Nel luglio 1986, Citroën lanciava la BX GTi, una berlina sportiva che ridefinì il segmento delle auto ad alte prestazioni. Nata da un restyling della BX presentata nel 1982 e disegnata da Bertone sotto la guida di Marcello Gandini, la GTi sostituì la precedente BX Sport, puntando su un equilibrio raro per l’epoca: prestazioni da vera sportiva senza rinunciare al comfort tipico del marchio. La vettura, leggera e agile, si distingueva per un rapporto peso/potenza di 8,2 kg/CV, reso possibile grazie a una progettazione ottimizzata che riduceva il peso dove non era necessario.

Un mix di sportività e comfort

La Citroën BX GTi era dotata di un motore a 4 cilindri 8 valvole da 125 CV e 175 Nm di coppia, capace di spingere la vettura vicino ai 200 km/h. Il peso di appena 1.025 kg contribuiva a un’accelerazione da 0 a 100 km/h in 9,8 secondi, con una velocità massima di 198 km/h. Le sospensioni idropneumatiche, un elemento distintivo del marchio, erano qui irrigidite per enfatizzare il carattere sportivo senza compromettere il comfort. Questa combinazione di prestazioni e comfort era un punto di forza che la distingueva dalle concorrenti. La dotazione interna includeva sedili in velluto regolabili, chiusura centralizzata e un quadro strumenti specifico. Tra gli optional, erano disponibili sedili in pelle, tetto apribile elettrico, computer di bordo, cerchi in lega e climatizzatore. La vettura era pensata per un pubblico giovane, a suo agio sia in ufficio che su strada.

Evoluzione e innovazione

Nel 1988, la gamma si arricchì della BX GTi 16 Valvole, equipaggiata con il nuovo motore XU9J4 da 1.905 cm³ e 160 CV, capace di 218 km/h di velocità massima e uno scatto da 0 a 100 km/h in 7,9 secondi, con ABS di serie. Fu la prima vettura francese di grande serie a montare un motore multivalvole, e il suo arrivo relegò la versione a 8 valvole a un ruolo secondario nella gamma. L’anno seguente debuttò anche la BX GTi 4X4, con trazione integrale permanente e ripartizione di coppia 53/47 tra i due assi.

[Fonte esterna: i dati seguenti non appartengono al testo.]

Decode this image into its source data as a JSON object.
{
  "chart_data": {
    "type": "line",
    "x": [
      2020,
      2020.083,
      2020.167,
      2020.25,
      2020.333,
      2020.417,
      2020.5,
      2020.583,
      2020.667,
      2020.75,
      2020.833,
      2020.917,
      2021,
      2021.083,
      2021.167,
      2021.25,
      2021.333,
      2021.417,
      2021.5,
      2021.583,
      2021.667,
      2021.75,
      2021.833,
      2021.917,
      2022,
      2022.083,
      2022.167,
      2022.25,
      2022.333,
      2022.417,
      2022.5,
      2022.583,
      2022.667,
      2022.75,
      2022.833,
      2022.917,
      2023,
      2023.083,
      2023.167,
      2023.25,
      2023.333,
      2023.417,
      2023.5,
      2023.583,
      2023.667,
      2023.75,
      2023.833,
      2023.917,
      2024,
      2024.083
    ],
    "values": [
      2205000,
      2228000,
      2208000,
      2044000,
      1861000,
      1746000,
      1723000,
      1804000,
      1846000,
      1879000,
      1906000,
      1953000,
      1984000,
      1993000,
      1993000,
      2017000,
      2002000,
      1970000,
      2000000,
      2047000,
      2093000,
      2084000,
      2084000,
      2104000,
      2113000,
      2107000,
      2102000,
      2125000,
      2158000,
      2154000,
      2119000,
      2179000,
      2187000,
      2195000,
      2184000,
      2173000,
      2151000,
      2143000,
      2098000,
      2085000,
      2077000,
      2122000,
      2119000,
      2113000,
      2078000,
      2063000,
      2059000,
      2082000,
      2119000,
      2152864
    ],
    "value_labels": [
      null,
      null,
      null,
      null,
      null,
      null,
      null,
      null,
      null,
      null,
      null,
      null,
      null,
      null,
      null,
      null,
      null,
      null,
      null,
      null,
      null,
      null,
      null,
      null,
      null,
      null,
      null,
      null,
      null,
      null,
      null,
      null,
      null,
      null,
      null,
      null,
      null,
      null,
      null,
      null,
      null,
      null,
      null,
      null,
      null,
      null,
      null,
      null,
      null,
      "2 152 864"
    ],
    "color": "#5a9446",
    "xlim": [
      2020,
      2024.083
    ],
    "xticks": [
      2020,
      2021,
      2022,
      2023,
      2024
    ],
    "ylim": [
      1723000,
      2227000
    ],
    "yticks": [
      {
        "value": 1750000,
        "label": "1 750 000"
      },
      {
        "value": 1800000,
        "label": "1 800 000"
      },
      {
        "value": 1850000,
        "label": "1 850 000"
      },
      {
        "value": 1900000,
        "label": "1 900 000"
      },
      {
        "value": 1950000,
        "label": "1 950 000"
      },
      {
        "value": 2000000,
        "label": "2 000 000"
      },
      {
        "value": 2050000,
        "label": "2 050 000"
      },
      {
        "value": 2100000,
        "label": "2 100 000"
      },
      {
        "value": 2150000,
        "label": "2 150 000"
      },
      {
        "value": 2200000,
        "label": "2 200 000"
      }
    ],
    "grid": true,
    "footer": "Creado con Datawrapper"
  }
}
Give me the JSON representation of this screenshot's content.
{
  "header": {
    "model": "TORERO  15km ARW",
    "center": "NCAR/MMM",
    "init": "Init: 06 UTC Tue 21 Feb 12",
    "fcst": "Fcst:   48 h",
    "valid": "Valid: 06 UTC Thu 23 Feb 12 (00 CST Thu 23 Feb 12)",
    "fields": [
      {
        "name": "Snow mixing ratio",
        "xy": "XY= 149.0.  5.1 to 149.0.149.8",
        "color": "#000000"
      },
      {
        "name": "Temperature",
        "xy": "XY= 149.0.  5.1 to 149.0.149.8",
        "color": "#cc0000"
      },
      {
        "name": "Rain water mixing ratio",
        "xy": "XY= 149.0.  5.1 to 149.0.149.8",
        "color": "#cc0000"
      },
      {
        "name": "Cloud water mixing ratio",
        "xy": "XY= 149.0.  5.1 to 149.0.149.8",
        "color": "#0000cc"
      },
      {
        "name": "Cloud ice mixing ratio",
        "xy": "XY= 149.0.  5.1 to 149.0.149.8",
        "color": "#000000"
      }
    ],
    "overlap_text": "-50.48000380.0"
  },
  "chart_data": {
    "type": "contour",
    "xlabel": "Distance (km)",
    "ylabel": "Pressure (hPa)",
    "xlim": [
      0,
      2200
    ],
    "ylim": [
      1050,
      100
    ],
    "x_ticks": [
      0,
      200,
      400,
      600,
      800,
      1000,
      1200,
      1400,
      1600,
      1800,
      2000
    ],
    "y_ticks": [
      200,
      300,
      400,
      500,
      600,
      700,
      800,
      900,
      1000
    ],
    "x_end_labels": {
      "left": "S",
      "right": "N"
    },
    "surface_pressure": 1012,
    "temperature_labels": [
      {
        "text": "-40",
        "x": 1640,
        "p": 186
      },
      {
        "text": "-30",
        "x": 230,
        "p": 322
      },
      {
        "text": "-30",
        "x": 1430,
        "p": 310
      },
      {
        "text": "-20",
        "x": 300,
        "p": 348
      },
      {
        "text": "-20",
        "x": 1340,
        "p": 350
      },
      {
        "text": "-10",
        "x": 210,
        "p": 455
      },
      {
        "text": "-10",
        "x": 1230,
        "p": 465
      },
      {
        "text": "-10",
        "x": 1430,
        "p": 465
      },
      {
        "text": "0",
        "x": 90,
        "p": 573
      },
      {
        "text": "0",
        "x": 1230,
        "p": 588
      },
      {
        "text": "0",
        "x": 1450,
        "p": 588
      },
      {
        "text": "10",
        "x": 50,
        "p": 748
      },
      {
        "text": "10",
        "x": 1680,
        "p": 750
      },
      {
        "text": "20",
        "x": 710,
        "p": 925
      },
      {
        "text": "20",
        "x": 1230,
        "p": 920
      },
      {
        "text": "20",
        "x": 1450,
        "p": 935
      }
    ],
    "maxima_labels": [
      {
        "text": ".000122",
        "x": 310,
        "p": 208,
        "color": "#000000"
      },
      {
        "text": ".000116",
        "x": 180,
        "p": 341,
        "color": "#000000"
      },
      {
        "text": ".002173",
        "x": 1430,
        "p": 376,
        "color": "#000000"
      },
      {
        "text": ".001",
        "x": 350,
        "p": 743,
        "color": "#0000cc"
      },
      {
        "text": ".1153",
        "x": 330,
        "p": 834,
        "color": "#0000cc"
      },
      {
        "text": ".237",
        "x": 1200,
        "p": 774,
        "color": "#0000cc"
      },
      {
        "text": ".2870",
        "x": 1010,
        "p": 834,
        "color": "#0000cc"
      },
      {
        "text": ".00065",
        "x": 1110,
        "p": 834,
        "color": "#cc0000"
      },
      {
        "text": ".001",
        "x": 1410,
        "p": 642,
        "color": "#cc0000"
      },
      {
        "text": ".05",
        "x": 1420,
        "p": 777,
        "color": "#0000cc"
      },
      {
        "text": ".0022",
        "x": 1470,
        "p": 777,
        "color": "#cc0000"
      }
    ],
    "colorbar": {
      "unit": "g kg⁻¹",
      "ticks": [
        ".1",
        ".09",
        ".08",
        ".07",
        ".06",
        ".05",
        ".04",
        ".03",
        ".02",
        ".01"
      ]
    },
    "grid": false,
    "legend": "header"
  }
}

La Citroën BX GTi rappresentò un’innovazione significativa nel segmento delle berline sportive, unendo prestazioni elevate a un comfort raro per l’epoca. Il suo design, la tecnologia e la dotazione la posizionarono come una delle auto più memorabili del suo tempo, un simbolo di equilibrio tra sportività e quotidiano.

La combinazione di prestazioni e comfort fu un punto di forza unico per la BX GTi.

Le sospensioni idropneumatiche contribuirono al comfort senza compromettere le prestazioni.